A Operação Tântalo II, deflagrada pelo Grupo de Atuação Especial de Combate às Organizações Criminosas do Ministério Público do Maranhão, avançou nesta segunda-feira, 22, com a prisão da vice-prefeita de Turilândia, Tânya Mendes, e de cinco vereadores do município. A ação aprofunda a apuração de um suposto esquema de desvio de recursos públicos que teria causado prejuízo superior a R$ 56,3 milhões aos cofres municipais.

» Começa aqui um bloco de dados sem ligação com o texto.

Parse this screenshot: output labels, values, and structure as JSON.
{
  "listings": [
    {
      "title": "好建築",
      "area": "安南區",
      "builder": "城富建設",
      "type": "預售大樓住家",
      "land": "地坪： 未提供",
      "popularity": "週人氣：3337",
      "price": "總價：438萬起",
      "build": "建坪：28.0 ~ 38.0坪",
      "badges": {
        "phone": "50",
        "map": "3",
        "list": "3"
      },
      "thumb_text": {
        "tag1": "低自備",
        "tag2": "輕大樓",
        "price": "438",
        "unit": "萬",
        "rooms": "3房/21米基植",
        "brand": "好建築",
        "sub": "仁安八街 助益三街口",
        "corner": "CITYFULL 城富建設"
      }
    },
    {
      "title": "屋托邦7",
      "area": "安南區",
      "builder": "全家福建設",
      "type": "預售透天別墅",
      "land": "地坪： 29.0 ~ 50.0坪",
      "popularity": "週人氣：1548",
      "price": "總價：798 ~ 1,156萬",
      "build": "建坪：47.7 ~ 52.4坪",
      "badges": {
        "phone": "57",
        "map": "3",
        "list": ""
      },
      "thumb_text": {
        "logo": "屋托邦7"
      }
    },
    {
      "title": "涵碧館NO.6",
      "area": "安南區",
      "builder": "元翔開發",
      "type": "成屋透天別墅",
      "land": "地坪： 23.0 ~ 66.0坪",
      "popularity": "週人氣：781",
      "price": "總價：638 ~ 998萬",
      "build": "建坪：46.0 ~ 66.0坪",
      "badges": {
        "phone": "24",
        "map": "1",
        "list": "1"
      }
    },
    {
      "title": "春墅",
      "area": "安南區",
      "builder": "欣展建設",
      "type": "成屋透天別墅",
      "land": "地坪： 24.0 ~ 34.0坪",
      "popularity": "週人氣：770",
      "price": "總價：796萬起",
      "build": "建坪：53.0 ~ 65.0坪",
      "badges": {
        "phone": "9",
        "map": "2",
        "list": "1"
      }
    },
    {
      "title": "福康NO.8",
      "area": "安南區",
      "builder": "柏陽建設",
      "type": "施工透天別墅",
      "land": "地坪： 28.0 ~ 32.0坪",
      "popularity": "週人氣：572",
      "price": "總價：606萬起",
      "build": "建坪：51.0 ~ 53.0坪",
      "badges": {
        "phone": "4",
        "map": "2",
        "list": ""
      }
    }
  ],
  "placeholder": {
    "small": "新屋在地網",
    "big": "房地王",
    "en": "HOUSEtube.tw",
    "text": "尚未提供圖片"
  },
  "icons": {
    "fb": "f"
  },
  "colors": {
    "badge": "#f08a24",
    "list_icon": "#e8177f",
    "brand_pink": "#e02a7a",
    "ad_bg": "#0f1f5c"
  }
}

Segundo o Gaeco, o esquema investigado envolve o uso de empresas de fachada, contratos direcionados e emissão de notas fiscais falsas, com repasses irregulares de recursos públicos durante a gestão do prefeito José Paulo Dantas Filho, conhecido como Paulo Curió. O gestor não foi localizado no momento do cumprimento dos mandados judiciais.
Ao todo, a operação cumpriu 21 mandados de prisão e 51 de busca e apreensão em pelo menos dez municípios maranhenses, incluindo São Luís, Pinheiro, Santa Helena, Barreirinhas e São José de Ribamar. Entre os alvos estão agentes políticos, servidores públicos, empresários e pessoas físicas ligadas às empresas investigadas.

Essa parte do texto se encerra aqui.